The HMV 904 which is being discussed in another thread does have a video amplifier valve, an MS4B RF tetrode. The valve also works as an anode bend detector.
Yes, sorry I forgot to mention that the detector in the HMV 904 was an anode bend detector so you get detection and some amplification for free.

I've read that trying to extract sync information straight from the vision detector was notoriously problematic due to the low level of the signal at that point. But sync extraction after any AF amplification was difficult due to the loss of the DC component?

The use of an anode bend detector seems to be a rather clever way of solving that problem. I don't know if it was used in later sets, but it seems unlikely?

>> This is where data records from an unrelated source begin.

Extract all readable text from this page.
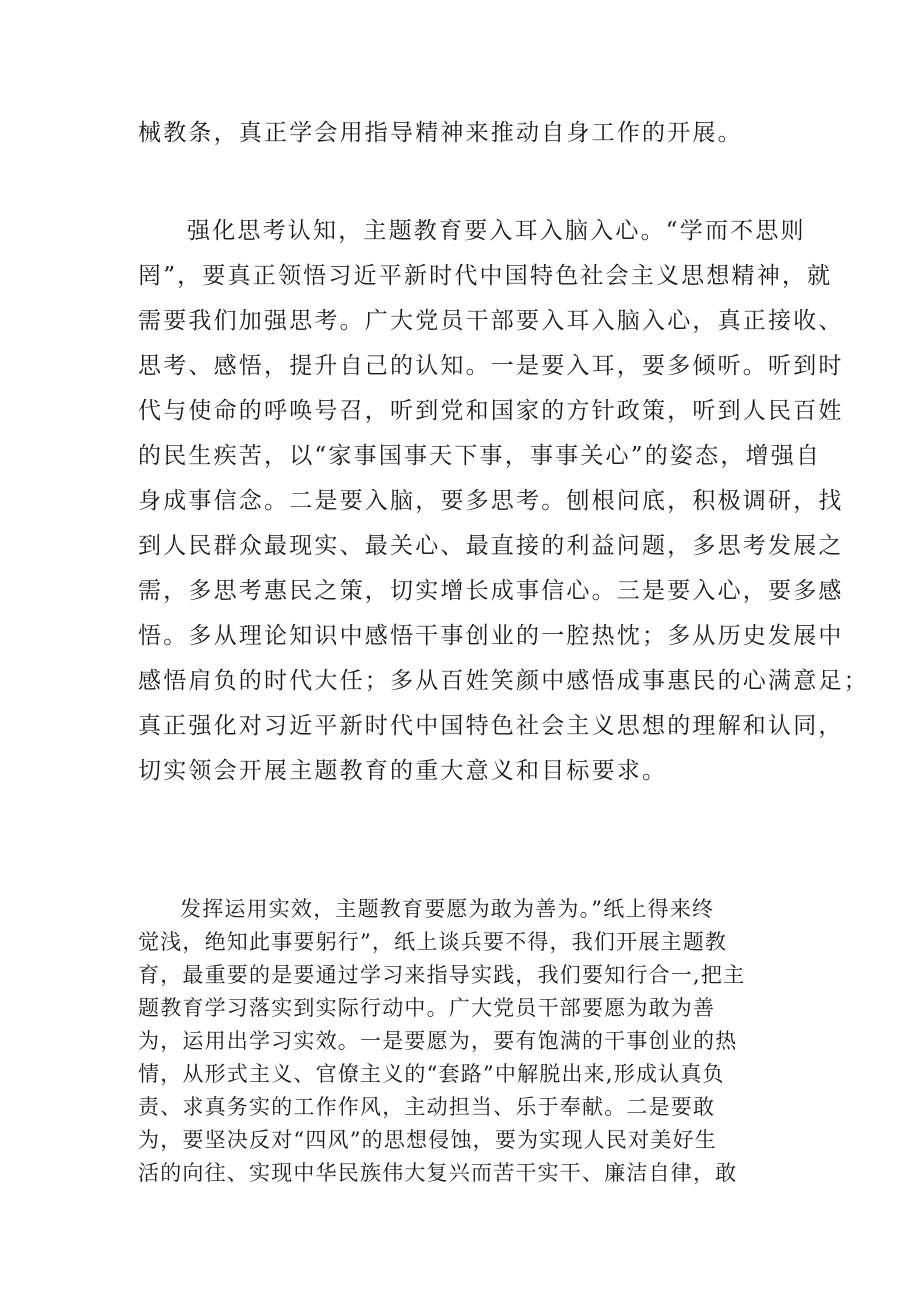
械教条，真正学会用指导精神来推动自身工作的开展。

强化思考认知，主题教育要入耳入脑入心。“学而不思则

罔”，要真正领悟习近平新时代中国特色社会主义思想精神，就

需要我们加强思考。广大党员干部要入耳入脑入心，真正接收、

思考、感悟，提升自己的认知。一是要入耳，要多倾听。听到时

代与使命的呼唤号召，听到党和国家的方针政策，听到人民百姓

的民生疾苦，以“家事国事天下事，事事关心”的姿态，增强自

身成事信念。二是要入脑，要多思考。刨根问底，积极调研，找

到人民群众最现实、最关心、最直接的利益问题，多思考发展之

需，多思考惠民之策，切实增长成事信心。三是要入心，要多感

悟。多从理论知识中感悟干事创业的一腔热忱；多从历史发展中

感悟肩负的时代大任；多从百姓笑颜中感悟成事惠民的心满意足；

真正强化对习近平新时代中国特色社会主义思想的理解和认同，

切实领会开展主题教育的重大意义和目标要求。

发挥运用实效，主题教育要愿为敢为善为。”纸上得来终

觉浅，绝知此事要躬行”，纸上谈兵要不得，我们开展主题教

育，最重要的是要通过学习来指导实践，我们要知行合一,把主

题教育学习落实到实际行动中。广大党员干部要愿为敢为善

为，运用出学习实效。一是要愿为，要有饱满的干事创业的热

情，从形式主义、官僚主义的“套路”中解脱出来,形成认真负

责、求真务实的工作作风，主动担当、乐于奉献。二是要敢

为，要坚决反对“四风”的思想侵蚀，要为实现人民对美好生

活的向往、实现中华民族伟大复兴而苦干实干、廉洁自律，敢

The resurrection of a technique from the early days of radio seems odd even for 1938. In my years of radio collecting I've ever once (many years ago) come across a radio using anode bend detection, that was a Brandes radio from 1927/1928 (they became Kolster Brandes in 1929). Being stumped as to how the circuit worked, I finally found a description of it in the "Manual of Modern Radio" 1933, and even then it was described as obsolete.

The reason for its obsolescence at least in radio work was because it introduced distortion, but in the days of horn and moving iron loudspeakers that was the least of their worries. The distortion issue evidently wasn't an issue for the vision circuit in the HMV 904.